Gravedad ambiental
La misma situación ambiental se repite periódicamente en nuestro país, las mismas denuncias, las mismas extracciones de materiales en los cauces de ríos, las mismas deforestaciones de bosques, las mismas ventas de animales, especialmente aves endémicas en nuestras carreteras, los mismos cortes de árboles en bosques secos del Sur, las mismas ventas de artesanías de guayacán en las carreteras del Sur.
Las mismas denuncias en los medios de comunicación, las mismas explicaciones sin fundamentos posteriores a investigaciones de autoridades ambientales, las mismas academias dando explicaciones Científicas, sin embargo sus miembros nombrados en importantes cargos públicos justificando sus salarios y accionar equivocados. ¿Y entonces?

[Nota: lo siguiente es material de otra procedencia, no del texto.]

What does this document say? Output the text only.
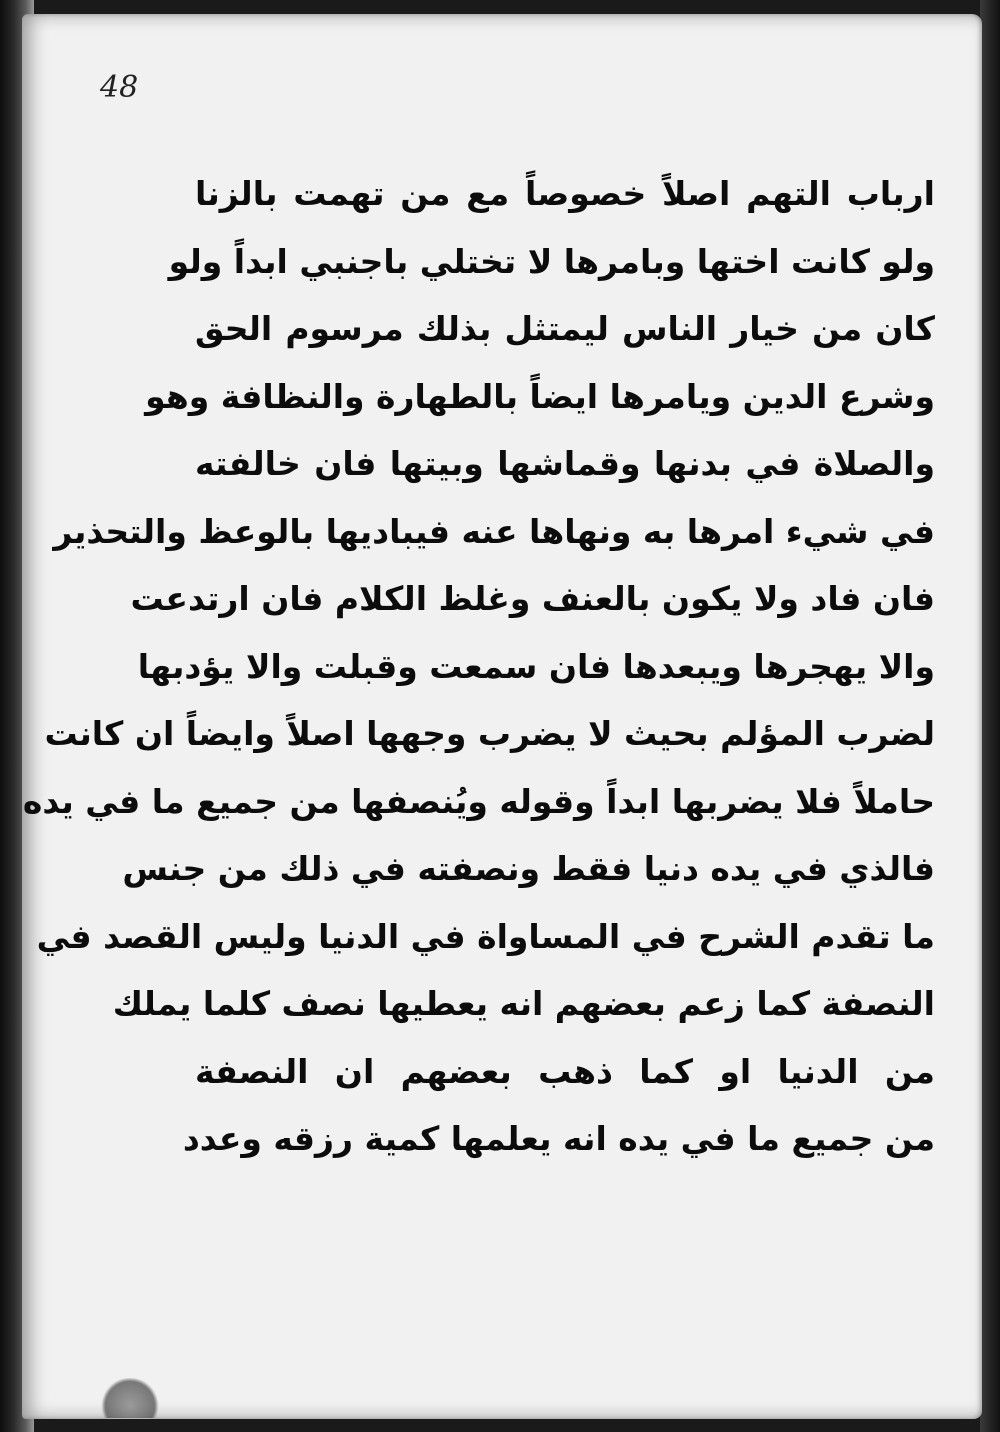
48
ارباب التهم اصلاً خصوصاً مع من تهمت بالزنا
ولو كانت اختها وبامرها لا تختلي باجنبي ابداً ولو
كان من خيار الناس ليمتثل بذلك مرسوم الحق
وشرع الدين ويامرها ايضاً بالطهارة والنظافة وهو
والصلاة في بدنها وقماشها وبيتها فان خالفته
في شيء امرها به ونهاها عنه فيباديها بالوعظ والتحذير
فان فاد ولا يكون بالعنف وغلظ الكلام فان ارتدعت
والا يهجرها ويبعدها فان سمعت وقبلت والا يؤدبها
لضرب المؤلم بحيث لا يضرب وجهها اصلاً وايضاً ان كانت
حاملاً فلا يضربها ابداً وقوله ويُنصفها من جميع ما في يده
فالذي في يده دنيا فقط ونصفته في ذلك من جنس
ما تقدم الشرح في المساواة في الدنيا وليس القصد في
النصفة كما زعم بعضهم انه يعطيها نصف كلما يملك
من الدنيا او كما ذهب بعضهم ان النصفة
من جميع ما في يده انه يعلمها كمية رزقه وعدد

Hasta dónde llegaremos con discurso repetido y sin un accionar correcto para resolver situaciones que merecen no solo nuestra atención, sino también nuestra ejecución oportuna y radical para solucionar el mal. Y qué decir de los desmontes de manglares para embellecer las miradas al mar en complejos hoteleros del Este, los cortes de algas (Praderas de Tallasia) criaderos naturales de peces en toda la costa simplemente para que el turista no sufra los embates de picadas de peces que en nada hacen daño a la salud.

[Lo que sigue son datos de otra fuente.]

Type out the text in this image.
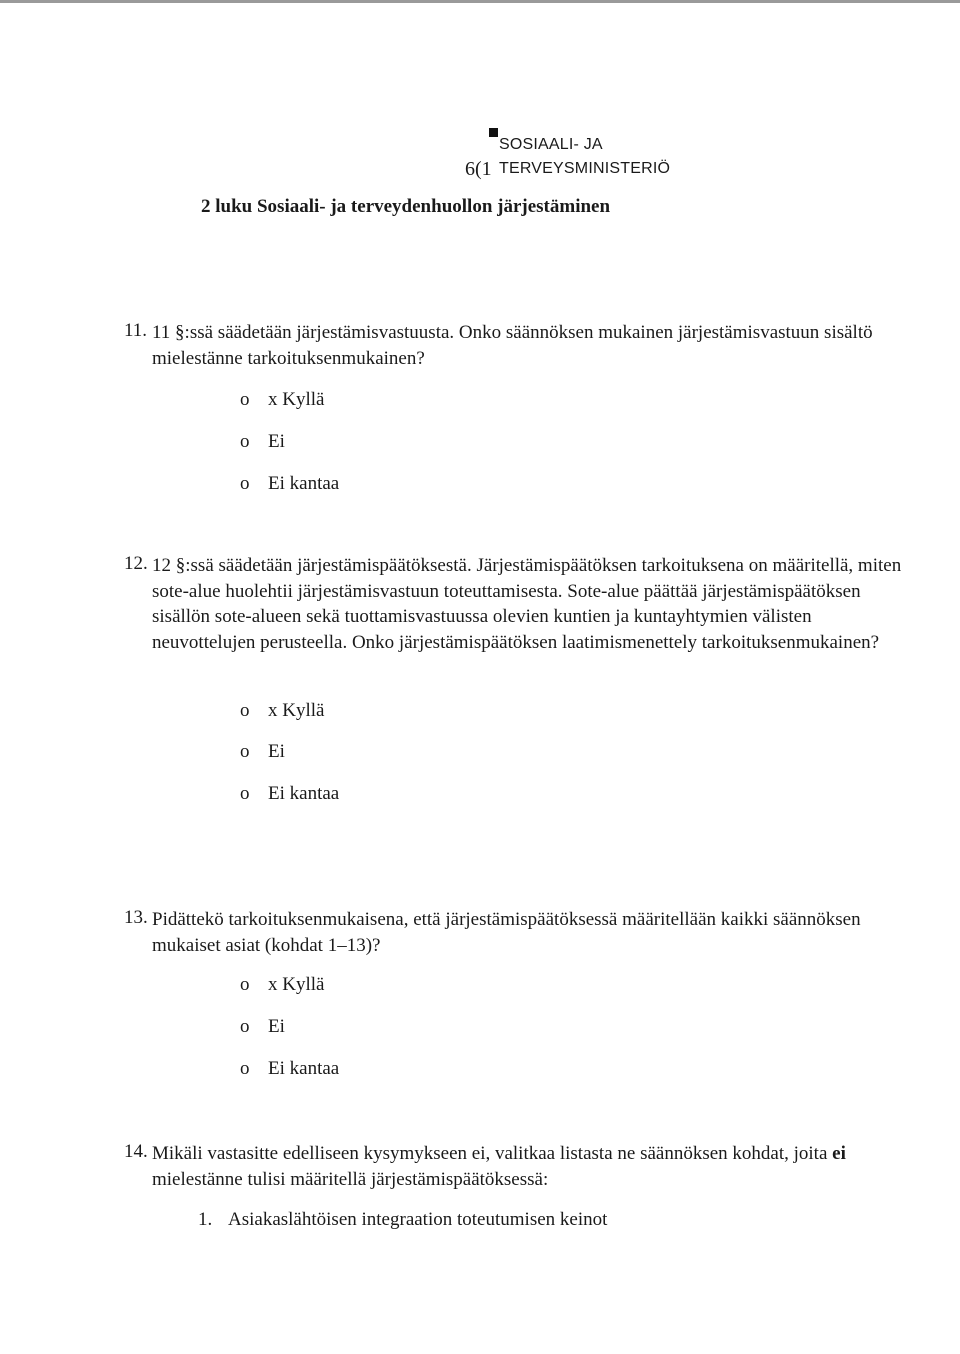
SOSIAALI- JA
6(1 TERVEYSMINISTERIÖ
2 luku Sosiaali- ja terveydenhuollon järjestäminen
11. 11 §:ssä säädetään järjestämisvastuusta. Onko säännöksen mukainen järjestämisvastuun sisältö mielestänne tarkoituksenmukainen?
o x Kyllä
o Ei
o Ei kantaa
12. 12 §:ssä säädetään järjestämispäätöksestä. Järjestämispäätöksen tarkoituksena on määritellä, miten sote-alue huolehtii järjestämisvastuun toteuttamisesta. Sote-alue päättää järjestämispäätöksen sisällön sote-alueen sekä tuottamisvastuussa olevien kuntien ja kuntayhtymien välisten neuvottelujen perusteella. Onko järjestämispäätöksen laatimismenettely tarkoituksenmukainen?
o x Kyllä
o Ei
o Ei kantaa
13. Pidättekö tarkoituksenmukaisena, että järjestämispäätöksessä määritellään kaikki säännöksen mukaiset asiat (kohdat 1–13)?
o x Kyllä
o Ei
o Ei kantaa
14. Mikäli vastasitte edelliseen kysymykseen ei, valitkaa listasta ne säännöksen kohdat, joita ei mielestänne tulisi määritellä järjestämispäätöksessä:
1. Asiakaslähtöisen integraation toteutumisen keinot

Lamentablemente, esto sumado a secado de lagunas, como la de Bávaro y/o su reducción a limites de desaparición y con ella los mangles de diferentes tipos que desaparecieron en el proceso y que nadie se acuerda en los actuales momentos, porque la riqueza ha sido rápida, pero se olvidan de algo, es pasajera y se queda en cualquier parada del tiempo biológico. Mientras tanto, los bioclimas siguen indicándonos la gravedad, sin que nadie le haga caso.
Todo el clima general sigue su curso y su incremento manifiesto en una sociedad que cada vez depende más del conocimiento y del uso adecuado del cerebro y muchos no quieren darse cuenta de esto. ¿Qué solo está usted, señor Presidente!